Image used for representative purposes only. (Photo | AP)
Image used for representative purposes only. (Photo | AP)

NEW DELHI:  In what could be a setback for Adani Group stocks, which witnessed a big recovery this week, ratings agency ICRA has revised the outlook for Adani Total Gas (ATGL) and Adani Ports & Special Economic Zone (APSEZ) from ‘Stable’ to ‘Negative’ on account of deterioration in Adani Group’s financial flexibility, following a sharp decline in share prices and an increase in yield of international bonds raised by the Group entities.

This change in rating outlook comes a day after GQG Partners, a US-based global equity investment boutique, bought shares worth Rs 15,446 crore in four Adani Group firms, leading to a sharp surge in Group share prices.ICRA said their action follows a report published by US-based short seller Hindenburg Research.
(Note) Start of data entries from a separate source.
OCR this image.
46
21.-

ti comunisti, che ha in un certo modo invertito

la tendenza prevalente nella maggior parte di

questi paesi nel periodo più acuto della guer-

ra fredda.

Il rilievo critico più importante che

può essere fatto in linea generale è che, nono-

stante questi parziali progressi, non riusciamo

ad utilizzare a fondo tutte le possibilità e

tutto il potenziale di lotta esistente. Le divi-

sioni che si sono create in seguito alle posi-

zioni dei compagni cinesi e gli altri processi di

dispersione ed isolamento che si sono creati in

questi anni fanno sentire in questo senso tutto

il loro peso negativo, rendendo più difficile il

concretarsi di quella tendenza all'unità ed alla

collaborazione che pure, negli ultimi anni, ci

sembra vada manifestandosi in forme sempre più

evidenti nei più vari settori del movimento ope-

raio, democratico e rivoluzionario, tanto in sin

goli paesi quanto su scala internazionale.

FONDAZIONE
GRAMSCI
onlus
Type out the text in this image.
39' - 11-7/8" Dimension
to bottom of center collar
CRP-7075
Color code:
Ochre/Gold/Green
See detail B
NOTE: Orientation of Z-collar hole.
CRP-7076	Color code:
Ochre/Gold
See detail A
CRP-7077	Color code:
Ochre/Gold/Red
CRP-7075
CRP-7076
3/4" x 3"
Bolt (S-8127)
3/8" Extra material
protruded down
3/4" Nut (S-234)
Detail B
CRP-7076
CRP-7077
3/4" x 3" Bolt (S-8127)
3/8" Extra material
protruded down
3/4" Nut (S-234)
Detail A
The report accused the port-to-power conglomerate of stock price manipulation. The allegations triggered a stock rout, which wiped out the market value of Adani Group by about 60 per cent.

ICRA noted that the Group’s strong financial flexibility and APSEZ’s track record of refinancing a large part of its debt with borrowings (mostly from overseas debt capital markets) of longer tenures at lower interest rates were the key credit strengths, which have been adversely impacted. APSEZ’s net debt levels were at Rs 39,277 crore as of December 31, 2022.
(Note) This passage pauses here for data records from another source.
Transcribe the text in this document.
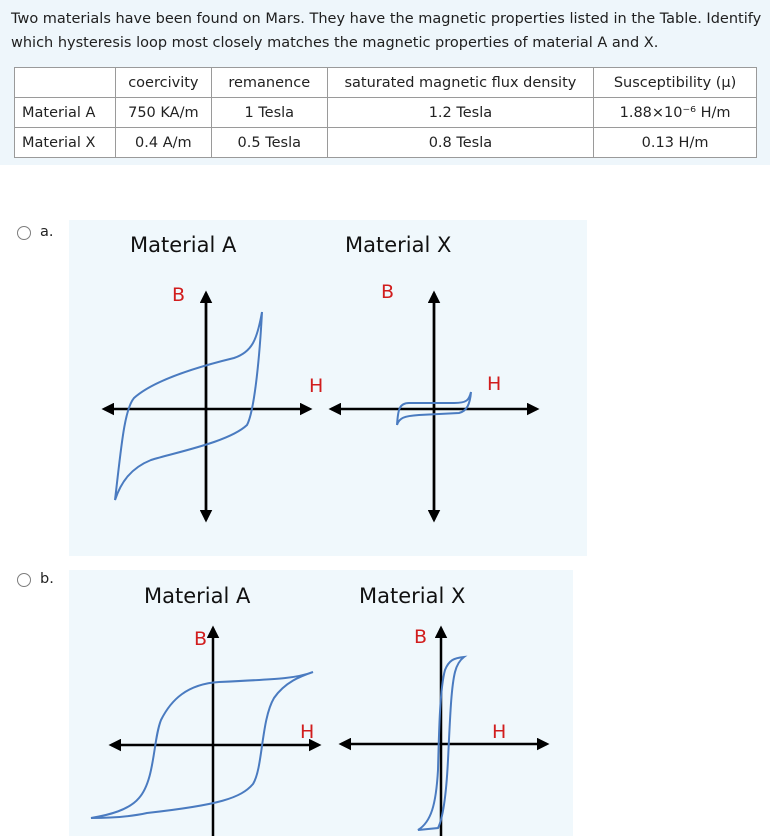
Two materials have been found on Mars. They have the magnetic properties listed in the Table. Identify which hysteresis loop most closely matches the magnetic properties of material A and X.
	coercivity	remanence	saturated magnetic flux density	Susceptibility (μ)
Material A	750 KA/m	1 Tesla	1.2 Tesla	1.88×10⁻⁶ H/m
Material X	0.4 A/m	0.5 Tesla	0.8 Tesla	0.13 H/m
a.
Material A	Material X
B
H
B
H
b.
Material A	Material X
B
H
B
H
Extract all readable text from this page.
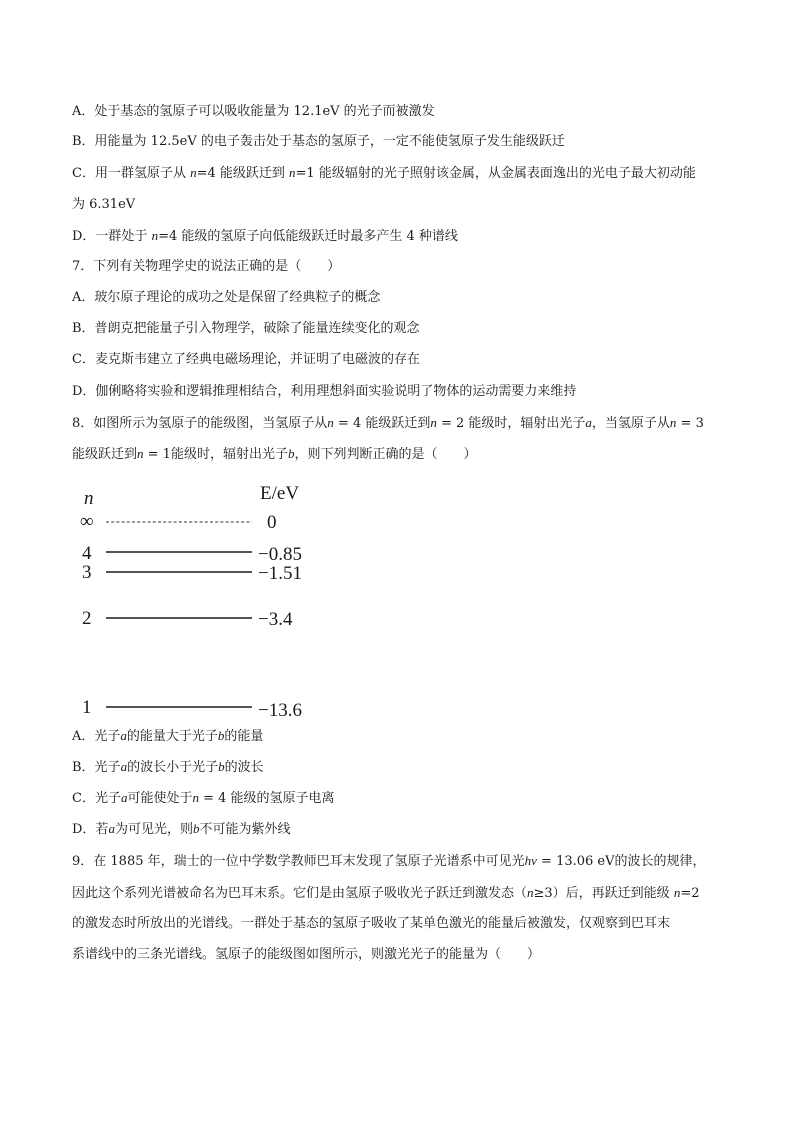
A．处于基态的氢原子可以吸收能量为 12.1eV 的光子而被激发
B．用能量为 12.5eV 的电子轰击处于基态的氢原子，一定不能使氢原子发生能级跃迁
C．用一群氢原子从 n=4 能级跃迁到 n=1 能级辐射的光子照射该金属，从金属表面逸出的光电子最大初动能
为 6.31eV
D．一群处于 n=4 能级的氢原子向低能级跃迁时最多产生 4 种谱线
7．下列有关物理学史的说法正确的是（　　）
A．玻尔原子理论的成功之处是保留了经典粒子的概念
B．普朗克把能量子引入物理学，破除了能量连续变化的观念
C．麦克斯韦建立了经典电磁场理论，并证明了电磁波的存在
D．伽俐略将实验和逻辑推理相结合，利用理想斜面实验说明了物体的运动需要力来维持
8．如图所示为氢原子的能级图，当氢原子从n = 4 能级跃迁到n = 2 能级时，辐射出光子a，当氢原子从n = 3
能级跃迁到n = 1能级时，辐射出光子b，则下列判断正确的是（　　）
n	E/eV
∞	0
4	−0.85
3	−1.51
2	−3.4
1	−13.6
A．光子a的能量大于光子b的能量
B．光子a的波长小于光子b的波长
C．光子a可能使处于n = 4 能级的氢原子电离
D．若a为可见光，则b不可能为紫外线
9．在 1885 年，瑞士的一位中学数学教师巴耳末发现了氢原子光谱系中可见光hν = 13.06 eV的波长的规律，
因此这个系列光谱被命名为巴耳末系。它们是由氢原子吸收光子跃迁到激发态（n≥3）后，再跃迁到能级 n=2
的激发态时所放出的光谱线。一群处于基态的氢原子吸收了某单色激光的能量后被激发，仅观察到巴耳末
系谱线中的三条光谱线。氢原子的能级图如图所示，则激光光子的能量为（　　）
ICRA said APSEZL has maintained an aggressive acquisition policy and capex plans but in the wake of recent developments, the company has revised down its capex plans for FY2024 to Rs 4,000-4,500 crore from Rs 6,000-8,000 crore.  Any significant debt-funded acquisition that will impact the deleveraging plans will be a rating sensitivity, said ICRA.

According to ICRA, APSEZ’s ratings could be revised downwards if the financial flexibility of the Group deteriorates on a sustained basis, impacting its ability to raise funds at competitive rates and increasing the cost of funding, or if there are any adverse regulatory actions.
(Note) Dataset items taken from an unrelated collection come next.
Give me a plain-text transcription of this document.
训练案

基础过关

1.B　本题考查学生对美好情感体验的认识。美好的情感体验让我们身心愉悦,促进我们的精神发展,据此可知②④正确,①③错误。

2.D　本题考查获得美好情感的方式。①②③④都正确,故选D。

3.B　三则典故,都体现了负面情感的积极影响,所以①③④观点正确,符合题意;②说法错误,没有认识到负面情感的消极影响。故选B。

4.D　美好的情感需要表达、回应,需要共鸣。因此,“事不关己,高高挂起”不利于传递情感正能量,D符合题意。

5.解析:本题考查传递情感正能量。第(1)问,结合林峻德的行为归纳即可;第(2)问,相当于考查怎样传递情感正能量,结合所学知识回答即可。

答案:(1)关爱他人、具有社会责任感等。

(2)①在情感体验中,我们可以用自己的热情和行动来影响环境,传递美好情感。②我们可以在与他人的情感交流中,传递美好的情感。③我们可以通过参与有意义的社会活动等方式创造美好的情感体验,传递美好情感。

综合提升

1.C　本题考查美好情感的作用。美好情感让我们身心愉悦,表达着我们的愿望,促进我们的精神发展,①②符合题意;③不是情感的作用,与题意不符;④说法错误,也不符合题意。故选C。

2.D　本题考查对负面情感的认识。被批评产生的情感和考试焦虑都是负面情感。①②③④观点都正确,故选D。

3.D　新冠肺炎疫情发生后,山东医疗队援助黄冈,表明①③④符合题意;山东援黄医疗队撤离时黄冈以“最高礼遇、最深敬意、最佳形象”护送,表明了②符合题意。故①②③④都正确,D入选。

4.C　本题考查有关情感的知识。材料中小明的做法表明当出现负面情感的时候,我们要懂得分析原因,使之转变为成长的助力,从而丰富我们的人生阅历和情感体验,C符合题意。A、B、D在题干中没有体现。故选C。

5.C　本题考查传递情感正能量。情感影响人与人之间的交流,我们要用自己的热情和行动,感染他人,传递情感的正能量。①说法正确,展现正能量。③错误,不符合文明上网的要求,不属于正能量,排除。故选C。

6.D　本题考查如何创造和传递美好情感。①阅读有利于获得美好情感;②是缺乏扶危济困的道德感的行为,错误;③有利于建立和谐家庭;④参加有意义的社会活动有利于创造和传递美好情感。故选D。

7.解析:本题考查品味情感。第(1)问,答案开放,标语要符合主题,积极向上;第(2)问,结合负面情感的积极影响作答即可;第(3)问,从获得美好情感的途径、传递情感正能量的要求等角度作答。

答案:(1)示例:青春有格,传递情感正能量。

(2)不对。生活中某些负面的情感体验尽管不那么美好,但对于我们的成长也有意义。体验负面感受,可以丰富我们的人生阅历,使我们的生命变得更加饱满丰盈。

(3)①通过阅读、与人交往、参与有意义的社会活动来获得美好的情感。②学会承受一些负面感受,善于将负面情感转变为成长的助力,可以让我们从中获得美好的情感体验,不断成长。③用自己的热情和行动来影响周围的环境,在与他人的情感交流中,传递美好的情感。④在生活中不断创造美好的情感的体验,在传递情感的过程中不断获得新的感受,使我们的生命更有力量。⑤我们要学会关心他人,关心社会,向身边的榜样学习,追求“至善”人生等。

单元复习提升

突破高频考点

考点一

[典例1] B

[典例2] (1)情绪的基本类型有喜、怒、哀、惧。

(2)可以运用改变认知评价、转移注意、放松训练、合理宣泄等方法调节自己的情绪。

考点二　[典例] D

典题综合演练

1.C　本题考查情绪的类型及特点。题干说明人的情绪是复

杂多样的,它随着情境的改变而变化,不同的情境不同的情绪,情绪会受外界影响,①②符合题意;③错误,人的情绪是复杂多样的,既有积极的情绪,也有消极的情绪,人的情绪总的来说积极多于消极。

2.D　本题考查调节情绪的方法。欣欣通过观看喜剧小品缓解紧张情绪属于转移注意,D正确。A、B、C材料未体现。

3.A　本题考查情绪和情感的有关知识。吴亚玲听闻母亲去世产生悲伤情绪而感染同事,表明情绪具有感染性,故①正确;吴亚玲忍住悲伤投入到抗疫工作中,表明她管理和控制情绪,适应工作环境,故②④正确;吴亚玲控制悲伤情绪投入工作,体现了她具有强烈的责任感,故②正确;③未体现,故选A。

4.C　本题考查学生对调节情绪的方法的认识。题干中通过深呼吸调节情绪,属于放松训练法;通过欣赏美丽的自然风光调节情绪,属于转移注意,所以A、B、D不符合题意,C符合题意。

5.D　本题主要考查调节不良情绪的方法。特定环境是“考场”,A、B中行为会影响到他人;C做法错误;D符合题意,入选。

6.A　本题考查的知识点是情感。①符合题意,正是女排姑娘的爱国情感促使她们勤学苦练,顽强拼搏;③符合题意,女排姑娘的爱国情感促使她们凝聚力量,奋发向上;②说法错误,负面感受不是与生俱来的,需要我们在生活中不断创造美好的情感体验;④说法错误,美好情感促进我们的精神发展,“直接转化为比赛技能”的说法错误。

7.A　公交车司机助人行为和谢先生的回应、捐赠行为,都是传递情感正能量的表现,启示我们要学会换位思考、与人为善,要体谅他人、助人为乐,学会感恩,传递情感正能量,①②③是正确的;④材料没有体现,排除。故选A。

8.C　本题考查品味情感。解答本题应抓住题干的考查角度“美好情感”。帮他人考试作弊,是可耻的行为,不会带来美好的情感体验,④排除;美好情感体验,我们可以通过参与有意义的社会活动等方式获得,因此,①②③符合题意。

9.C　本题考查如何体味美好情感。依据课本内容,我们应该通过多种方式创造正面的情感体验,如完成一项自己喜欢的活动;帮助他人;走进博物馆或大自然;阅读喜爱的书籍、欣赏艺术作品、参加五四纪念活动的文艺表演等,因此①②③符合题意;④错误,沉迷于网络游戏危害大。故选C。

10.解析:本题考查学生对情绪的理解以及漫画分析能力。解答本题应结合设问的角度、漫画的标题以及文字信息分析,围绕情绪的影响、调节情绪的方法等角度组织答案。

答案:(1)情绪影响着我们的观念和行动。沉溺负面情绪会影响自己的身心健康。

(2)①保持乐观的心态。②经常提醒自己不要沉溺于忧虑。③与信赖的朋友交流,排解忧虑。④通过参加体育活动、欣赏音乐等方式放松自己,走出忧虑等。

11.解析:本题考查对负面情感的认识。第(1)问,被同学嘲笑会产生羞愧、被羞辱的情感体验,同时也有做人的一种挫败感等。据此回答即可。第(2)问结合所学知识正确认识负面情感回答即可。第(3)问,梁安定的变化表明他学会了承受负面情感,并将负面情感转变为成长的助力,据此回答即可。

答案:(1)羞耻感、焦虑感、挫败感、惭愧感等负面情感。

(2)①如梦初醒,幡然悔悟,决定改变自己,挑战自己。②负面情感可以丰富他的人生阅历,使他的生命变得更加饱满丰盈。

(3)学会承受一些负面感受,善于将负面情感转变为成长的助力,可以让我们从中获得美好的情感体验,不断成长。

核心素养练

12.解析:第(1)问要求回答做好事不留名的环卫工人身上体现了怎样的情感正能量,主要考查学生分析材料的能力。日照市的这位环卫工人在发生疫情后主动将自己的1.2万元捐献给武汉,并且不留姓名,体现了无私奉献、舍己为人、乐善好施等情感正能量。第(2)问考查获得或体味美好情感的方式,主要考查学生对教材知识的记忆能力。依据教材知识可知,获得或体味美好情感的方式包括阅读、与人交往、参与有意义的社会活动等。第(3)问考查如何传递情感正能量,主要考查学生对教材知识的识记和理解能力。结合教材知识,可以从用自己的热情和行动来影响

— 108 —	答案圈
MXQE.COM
On ATGL, ICRA said it sees an increased risk of regulatory/legal scrutiny on Adani Group entities and its impact on the credit quality of ATGL will be monitored. Further, any review of investment in ATGL by France’s TotalEnergies SE, in the backdrop of current developments leading to any weakening of linkage, remains a sensitivity factor and the developments will be monitored. On ATGL’s large capex requirements of Rs 19,000-20,000 crore to be incurred over an 8-10 year period, ICRA said.